As AI agents become more autonomous, browsing the web, calling APIs, modifying files, and making decisions, small errors or prompt injections can quietly push them into unsafe or malicious behavior over time. Today, most safety tooling focuses on filtering individual prompts or responses, not on how an agent’s behavior drifts across multiple steps. We were inspired by how traditional antivirus software protects operating systems at runtime, continuously monitoring behavior and stopping threats before damage occurs. We wanted to bring the same concept to autonomous AI systems, a lightweight security layer that keeps agents aligned with their intended purpose and prevents dangerous actions before they happen.

What it does

It continuously monitors agent behavior and tool usage, detects signs of malicious or unsafe drift, and enforces safety policies in real time. When risky behavior is detected, IntentGuard can block, modify, or require approval for actions before they reach external systems.

Key capabilities include:

  • Runtime monitoring of agent actions and tool calls
  • Drift detection across multi-step agent behavior
  • Policy-based enforcement to block unsafe actions
  • Clear audit logs for visibility and debugging
  • Easy integration with existing agent frameworks
  • This allows developers and teams to deploy autonomous agents with greater confidence and control.

How we built it

IntentGuard is a zero-trust Gemini wrapper that intercepts AI tool calls and detects intent drift before execution.

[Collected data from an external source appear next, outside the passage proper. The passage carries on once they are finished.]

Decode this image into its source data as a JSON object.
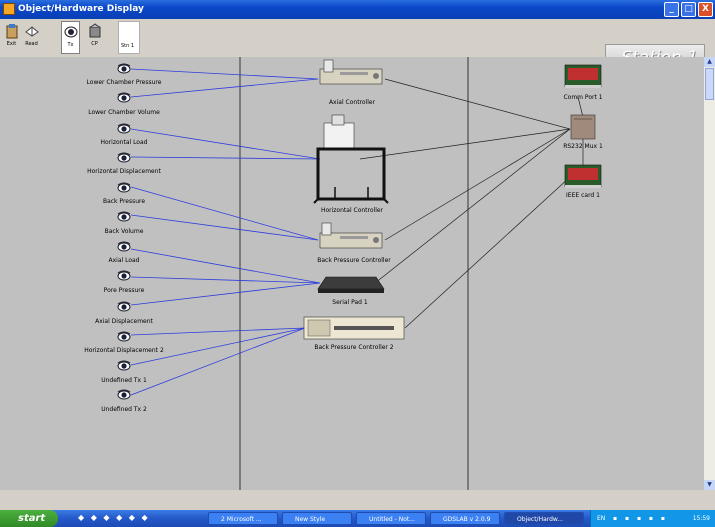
{
  "window": {
    "title": "Object/Hardware Display",
    "minimize": "_",
    "maximize": "□",
    "close": "X"
  },
  "toolbar": {
    "exit_label": "Exit",
    "read_label": "Read",
    "tx_label": "Tx",
    "cp_label": "CP",
    "stn_label": "Stn 1",
    "station_banner": "Station 1"
  },
  "transducers": [
    "Lower Chamber Pressure",
    "Lower Chamber Volume",
    "Horizontal Load",
    "Horizontal Displacement",
    "Back Pressure",
    "Back Volume",
    "Axial Load",
    "Pore Pressure",
    "Axial Displacement",
    "Horizontal Displacement 2",
    "Undefined Tx 1",
    "Undefined Tx 2"
  ],
  "controllers": [
    "Axial Controller",
    "Horizontal Controller",
    "Back Pressure Controller",
    "Serial Pad 1",
    "Back Pressure Controller 2"
  ],
  "ports": [
    "Comm Port 1",
    "RS232 Mux 1",
    "IEEE card 1"
  ],
  "colors": {
    "tx_link": "#2d3cdd",
    "port_link": "#202020",
    "canvas": "#c0c0c0",
    "titlebar": "#0a47c8"
  },
  "taskbar": {
    "start_label": "start",
    "tasks": [
      "2 Microsoft ...",
      "New Style",
      "Untitled - Not...",
      "GDSLAB v 2.0.9",
      "Object/Hardw..."
    ],
    "language": "EN",
    "clock": "15:59"
  }
}
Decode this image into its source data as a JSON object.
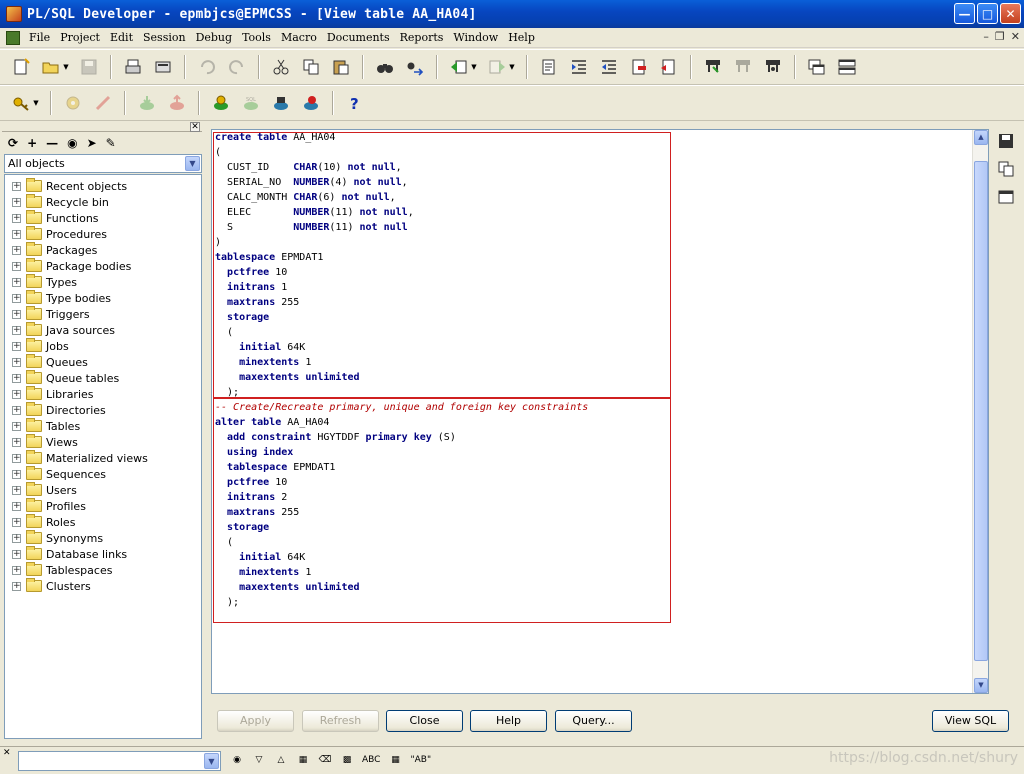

  • Node.js backend with audit logging (SQLite), session state, and configurable risk thresholds
  • Gemini-powered intent inference to track agent goals over time
  • Policy engine that scores risk using intent drift, tool sensitivity, context, and history
  • Four outcomes: allow, allow-with-evolution, flag-for-review, or block
  • Lightweight wrapper that integrates without changing agent behavior
  • Live frontend demo with real-time drift scores and logs

Key choice: using LLM reasoning instead of rule-based classifiers because intent drift is semantic.

Challenges we ran into

  1. Comparing intent semantically rather than by keywords
  2. Balancing false positives with real threats
  3. Environment variable loading issues in Node.js ES modules
  4. Gemini API latency affecting real-time decisions
  5. Making the demo feel realistic instead of overly adversarial

Accomplishments that we're proud of

  • Built a production-style backend, not a mock demo
  • Detected goal evolution, not just malicious actions
  • Designed non-binary security decisions
  • Provided clear explanations for every decision
  • Integrated the real Gemini API end to end
  • Delivered clear documentation and a believable demo

What we learned

  • Intent drift is a semantic problem that benefits from LLM reasoning
  • Context (time, user, history) heavily affects intent
  • Too many false positives make security tools unusable
  • Explainability is essential for zero-trust systems
  • Realistic demos are more convincing than flashy ones

What's next for IntentGuard

  • Move to embeddings for more accurate intent comparison
  • Learn from human review decisions over time
  • Integrate with popular agent frameworks
  • Add enterprise features like compliance reporting and RBAC
  • Shift from detection toward proactive prevention

Vision: make IntentGuard a standard security layer for autonomous AI agents.